Consumers Affected by Drastic Changes in Credit Ratings
More and more people are receiving the pink slip, but not just from employers. It seems that the credit card companies that were once so eager to be your friend and trusted financial advisor are also letting people go, or at least significantly reducing the welcome status of many consumers. A report by Business Week
explains that for the first time in history, historically good consumers are being affected by the credit card companies' consumer layoffs. The article gave the example of Terry Mazzera. A seemingly good candidate for credit and a dependable customer who consistently worked to maintain a credit score above 730, not an easy task in this economy.
With no advance notice, her credit-card company sent her a letter advising her that it was slashing her credit limit to only $400 of the balance that she owned on the card, almost half of her prior available credit. The slashing caused her debt-to-limit ratio to plummet, potentially having a dramatic effect on her credit rating. Her company's reasoning was that she had been late on a payment from a different department store card. At first blush, you may be thinking, they only took what she wasn't using, so no harm no foul. But the foul is the effect on her credit rating, despite the fact that she had historically been a good customer for that company. Your credit score affects your ability to get credit for loans, mortgages, and other lines of credit and the rate you will pay for those lines of credit. It also limits the safety net that many of us rely on. The article explains:
"The credit limit reductions are confusing to customers because many borrowers have credit cards so that "when a rainy day comes along they can use it," said Linda Sherry, spokeswoman for Consumer Action, a San Francisco-based nonprofit consumer education and advocacy group."
Most of us have that one card in our pocket that we only use in emergencies, especially when building up sufficient savings is difficult or impossible. Without that cushion, and no savings, only one more drop in the bucket (like an unplanned job loss) is needed to cause a financial flood for many consumers.
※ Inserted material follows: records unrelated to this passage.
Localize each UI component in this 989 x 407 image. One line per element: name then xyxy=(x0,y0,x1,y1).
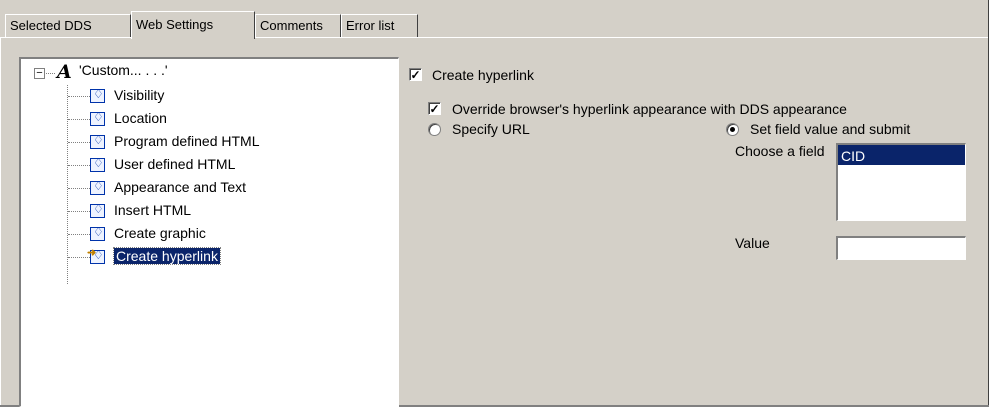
field-listbox[interactable]: CID xyxy=(836,143,966,221)
tab-selected-dds[interactable]: Selected DDS xyxy=(5,14,131,37)
value-label: Value xyxy=(735,235,770,251)
list-item[interactable]: CID xyxy=(838,145,965,165)
override-appearance-checkbox[interactable]: ✓ xyxy=(428,102,441,115)
text-style-icon: A xyxy=(57,61,72,83)
property-icon xyxy=(90,225,105,241)
settings-tree[interactable]: − A 'Custom... . . .' Visibility Locatio… xyxy=(19,57,399,407)
choose-field-label: Choose a field xyxy=(735,143,825,159)
tree-item-label: Create graphic xyxy=(114,225,206,241)
set-field-value-radio[interactable] xyxy=(726,123,739,136)
property-icon xyxy=(90,156,105,172)
specify-url-label: Specify URL xyxy=(452,121,530,137)
tree-root-label[interactable]: 'Custom... . . .' xyxy=(79,62,168,78)
property-icon xyxy=(90,202,105,218)
tree-item-label: Visibility xyxy=(114,87,165,103)
arrow-icon: ➜ xyxy=(87,247,97,259)
value-input[interactable] xyxy=(836,236,966,260)
create-hyperlink-label: Create hyperlink xyxy=(432,67,534,83)
tree-item-label: User defined HTML xyxy=(114,156,236,172)
tree-item-label: Insert HTML xyxy=(114,202,192,218)
tab-comments[interactable]: Comments xyxy=(255,14,341,37)
create-hyperlink-checkbox[interactable]: ✓ xyxy=(409,68,422,81)
tree-root[interactable]: − A 'Custom... . . .' xyxy=(21,59,391,83)
tree-item-label: Program defined HTML xyxy=(114,133,260,149)
specify-url-radio[interactable] xyxy=(428,123,441,136)
property-icon xyxy=(90,179,105,195)
override-appearance-label: Override browser's hyperlink appearance … xyxy=(452,101,847,117)
tab-web-settings[interactable]: Web Settings xyxy=(131,11,255,39)
property-icon xyxy=(90,87,105,103)
property-icon xyxy=(90,110,105,126)
set-field-value-label: Set field value and submit xyxy=(750,121,911,137)
tab-error-list[interactable]: Error list xyxy=(341,14,418,37)
tree-item-label: Create hyperlink xyxy=(113,247,221,265)
tree-item-label: Appearance and Text xyxy=(114,179,247,195)
tab-bar: Selected DDS Web Settings Comments Error… xyxy=(0,0,989,44)
property-icon xyxy=(90,133,105,149)
tree-item-label: Location xyxy=(114,110,167,126)
collapse-icon[interactable]: − xyxy=(34,68,45,79)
For banks, it's not personal. It is simply a business decision which can be explained. The article stated: that the "The worsening unemployment situation is causing banks to worry that even good customers could quickly become risky customers. As a result, the companies are preemptively slashing credit lines, especially those that aren't being used." Even though their explanation is that it's just business, it is more than that for you. It's not just personal; it's extremely personal when their decision just put your family's financial security or home in jeopardy.
Many of us are just like Terry. We do the best we can to pay what we owe because that's the right thing to do. The reward for those efforts used to be a better relationship with your banking partners. If your banking partner has decided to abandon you and you are now thrown into a financial mess, consider developing a new relationship with a qualified bankruptcy attorney. Bankruptcy is not necessarily the best option for everyone, but a good attorney will review your financial situation and see what the right options are for you and when to exercise those options. It just may be time to give your credit card company the pink slip.